The incubator helps graduating startups connect with investors apart from mentorship and market access. "Through our rapid application development (a software development technique for faster development of software applications) cloud-based PaaS model, startups can accelerate the pace of their applications' development and further completely remove deployment/production environments.
In return, we earn licensing revenues from these start-ups operating as independent software vendors (that create and sell consumer or enterprise software) on our platform as they grow. Moreover, it also allows our engineers helping these startups as they get exposed to real world usage of our products," says Ramesh Loganathan, MD, Progress Software India.
The "Make in India' Incubator
Intel India Maker Lab is technology giant Intel India's response to the Government of India's call for Make in India and Digital India. The incubation facility at Intel India's Bengaluru campus is a first-of-its kind globally to boost product innovation and enhance maker capability of startups in India across Internet of Things (IoT), mobile devices and other compute-focused domains.
The selection process for 10 startups in the initial batch of the incubator will be completed this month (October) while 20 shortlisted teams from Intel & DST's "Innovate for Digital India' challenge will be eligible to use the Intel India Maker Lab without going through further selection process. Intel India Maker Lab plans to collaborate with incubators and accelerators of academic institutions, industry associations, as well as other corporate entities to offer the benefits of Intel India Maker Lab to hardware startups they are supporting.

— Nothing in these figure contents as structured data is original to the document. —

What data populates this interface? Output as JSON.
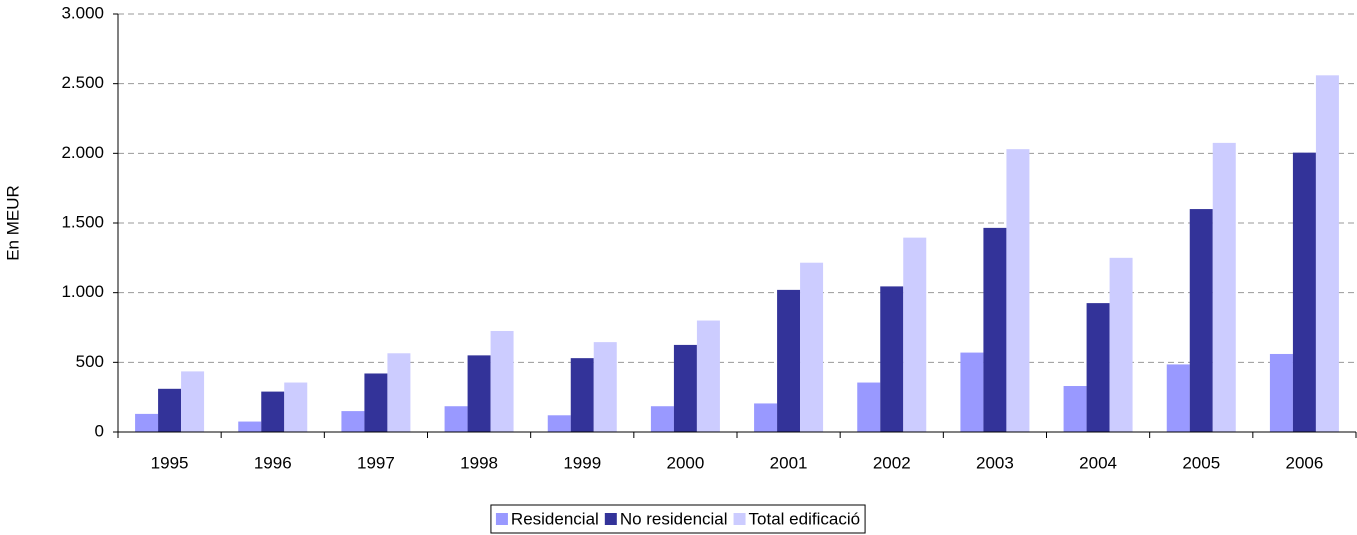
{
  "chart_data": {
    "type": "bar",
    "y_label": "En MEUR",
    "categories": [
      "1995",
      "1996",
      "1997",
      "1998",
      "1999",
      "2000",
      "2001",
      "2002",
      "2003",
      "2004",
      "2005",
      "2006"
    ],
    "series": [
      {
        "name": "Residencial",
        "color": "#9999ff",
        "values": [
          130,
          75,
          150,
          185,
          120,
          185,
          205,
          355,
          570,
          330,
          485,
          560
        ]
      },
      {
        "name": "No residencial",
        "color": "#333399",
        "values": [
          310,
          290,
          420,
          550,
          530,
          625,
          1020,
          1045,
          1465,
          925,
          1600,
          2005
        ]
      },
      {
        "name": "Total edificació",
        "color": "#ccccff",
        "values": [
          435,
          355,
          565,
          725,
          645,
          800,
          1215,
          1395,
          2030,
          1250,
          2075,
          2560
        ]
      }
    ],
    "ylim": [
      0,
      3000
    ],
    "yticks": [
      0,
      500,
      {
        "value": 1000,
        "label": "1.000"
      },
      {
        "value": 1500,
        "label": "1.500"
      },
      {
        "value": 2000,
        "label": "2.000"
      },
      {
        "value": 2500,
        "label": "2.500"
      },
      {
        "value": 3000,
        "label": "3.000"
      }
    ],
    "grid": true,
    "legend": "bottom"
  }
}
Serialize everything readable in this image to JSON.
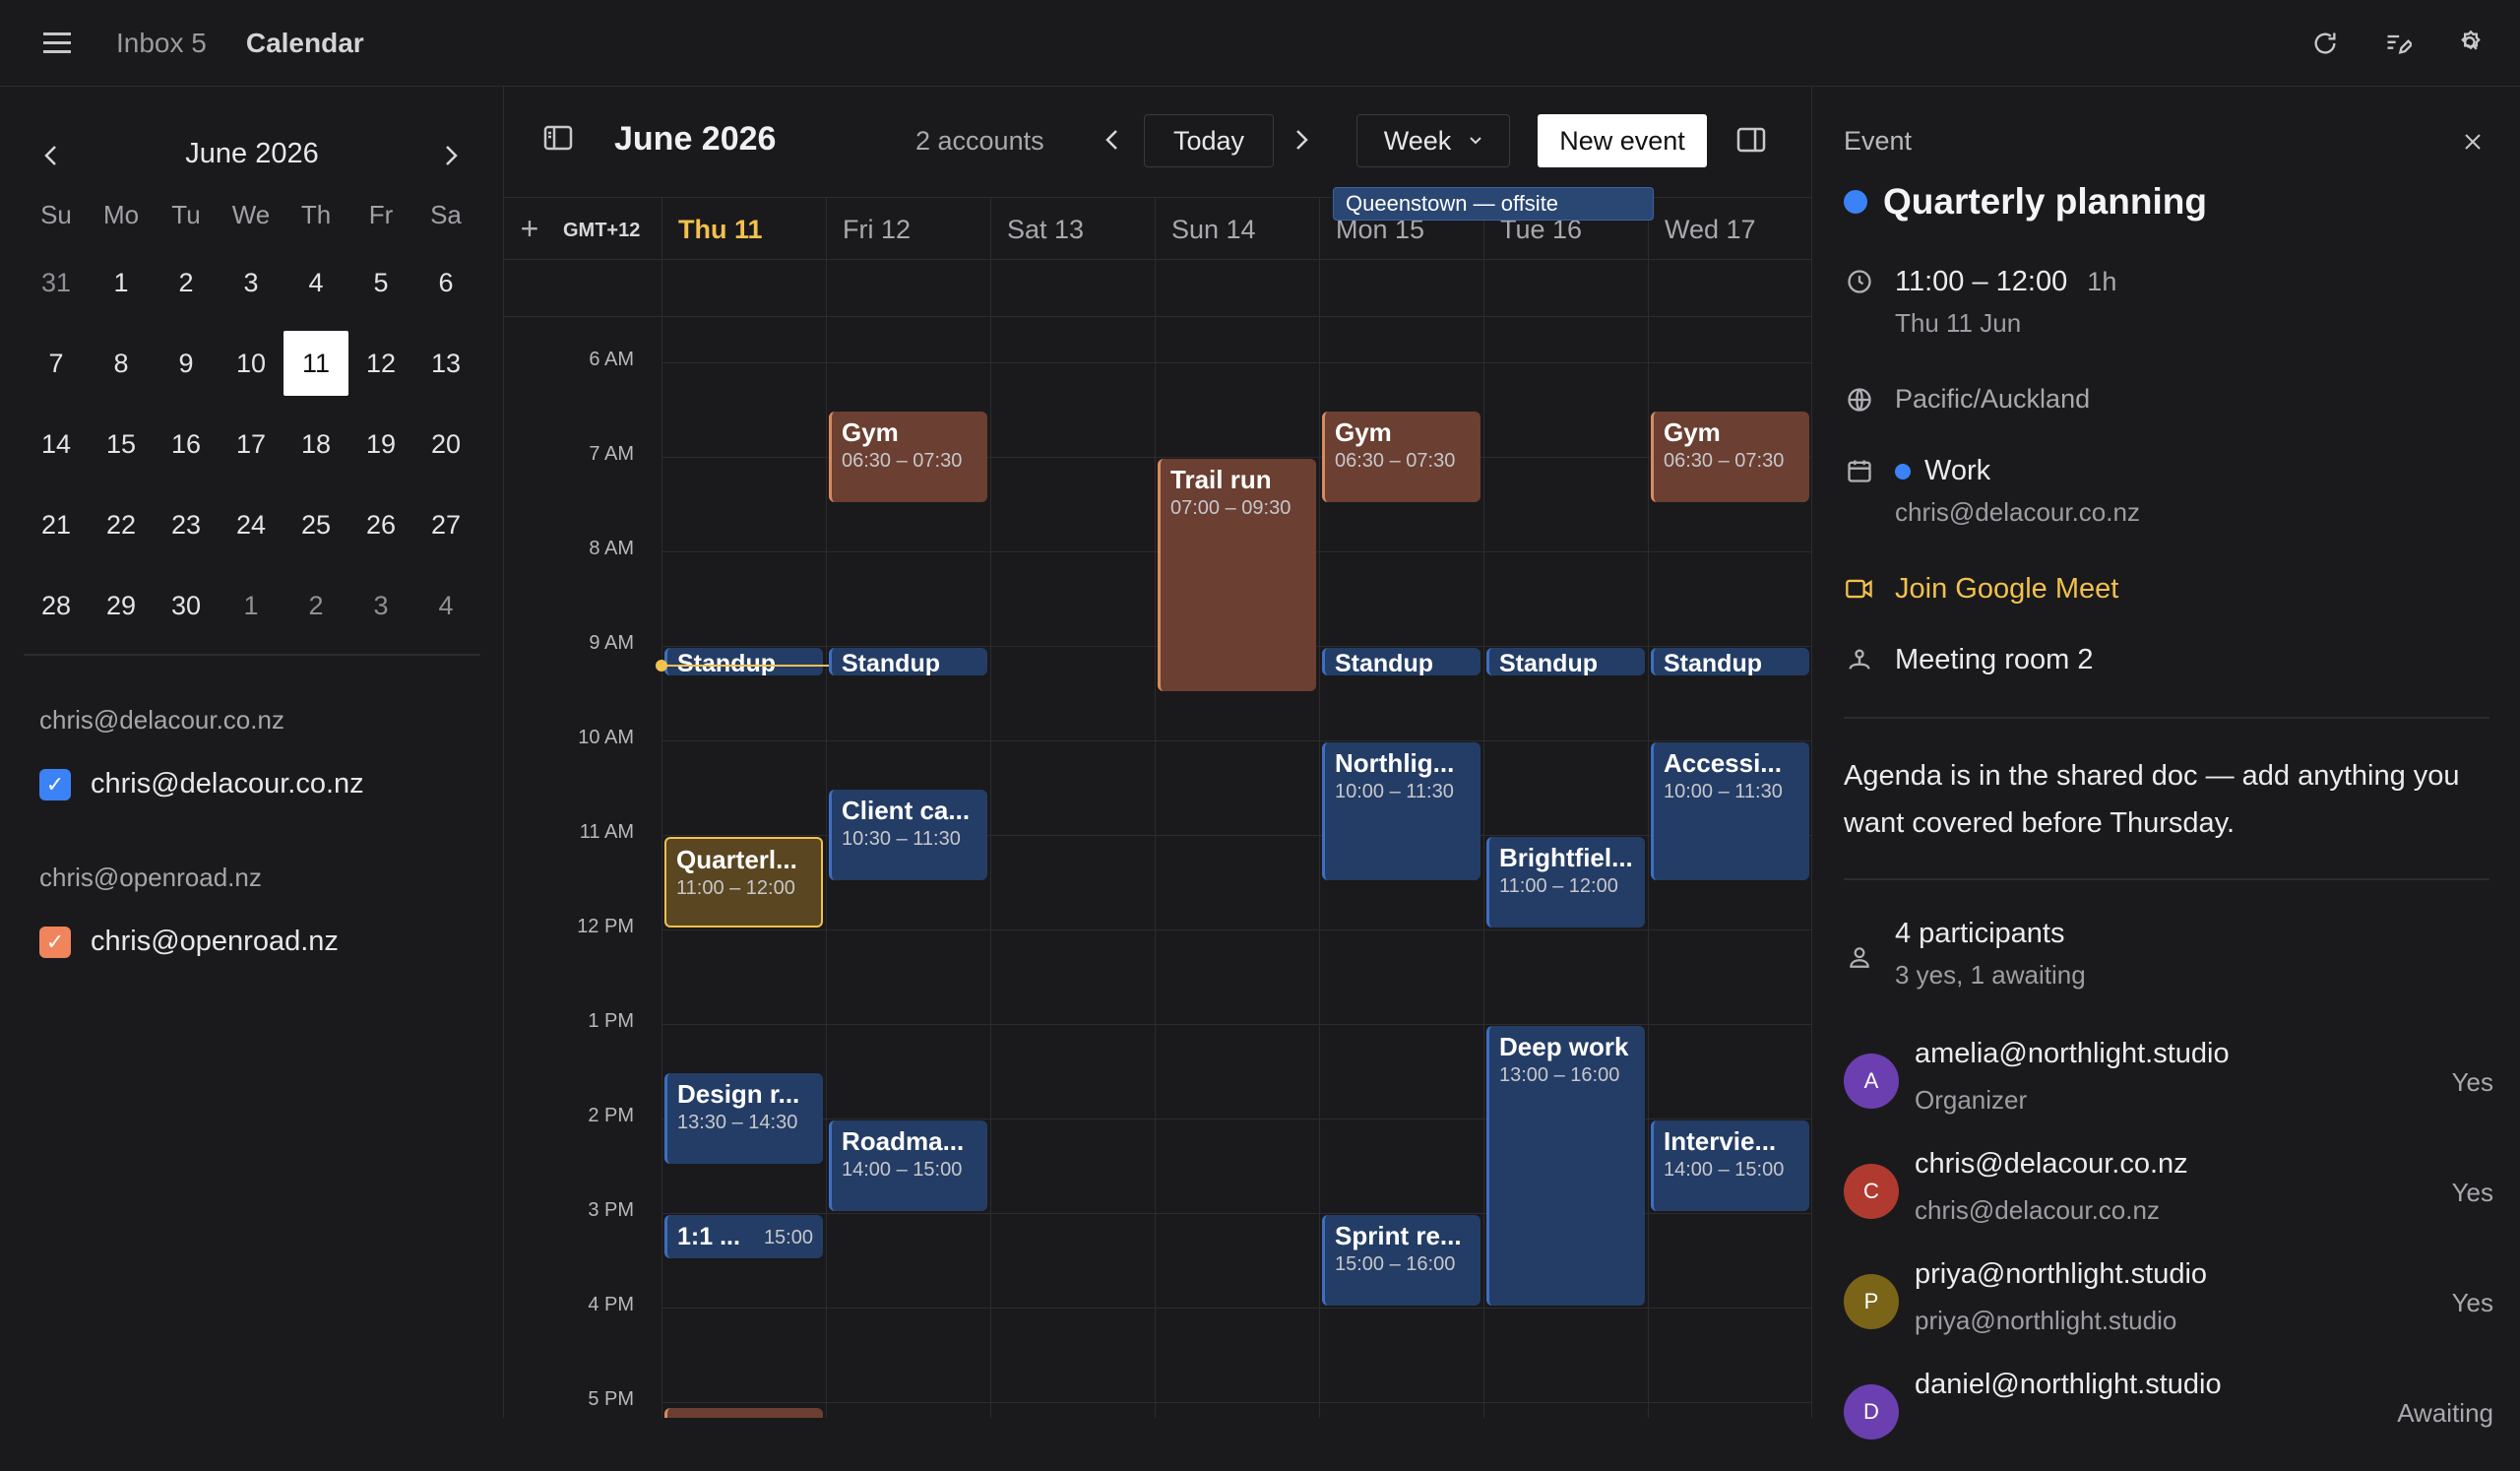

"For a technology company to be relevant, it needs to constantly innovate and has a structure and culture of innovation prevalent in every aspect of its work. For many years now, we have been engaged with innovators and entrepreneurs through platforms like Intel India Embedded Challenge. It's very exciting to see the rapid growth in the number of startups in India and the way they are transforming the business with the use of technology," says Jitendra Chaddah, Director, Strategic Relations & Operations, Intel India.
(This article first appeared in the Indian edition of Entrepreneur magazine (October, 2015 Issue).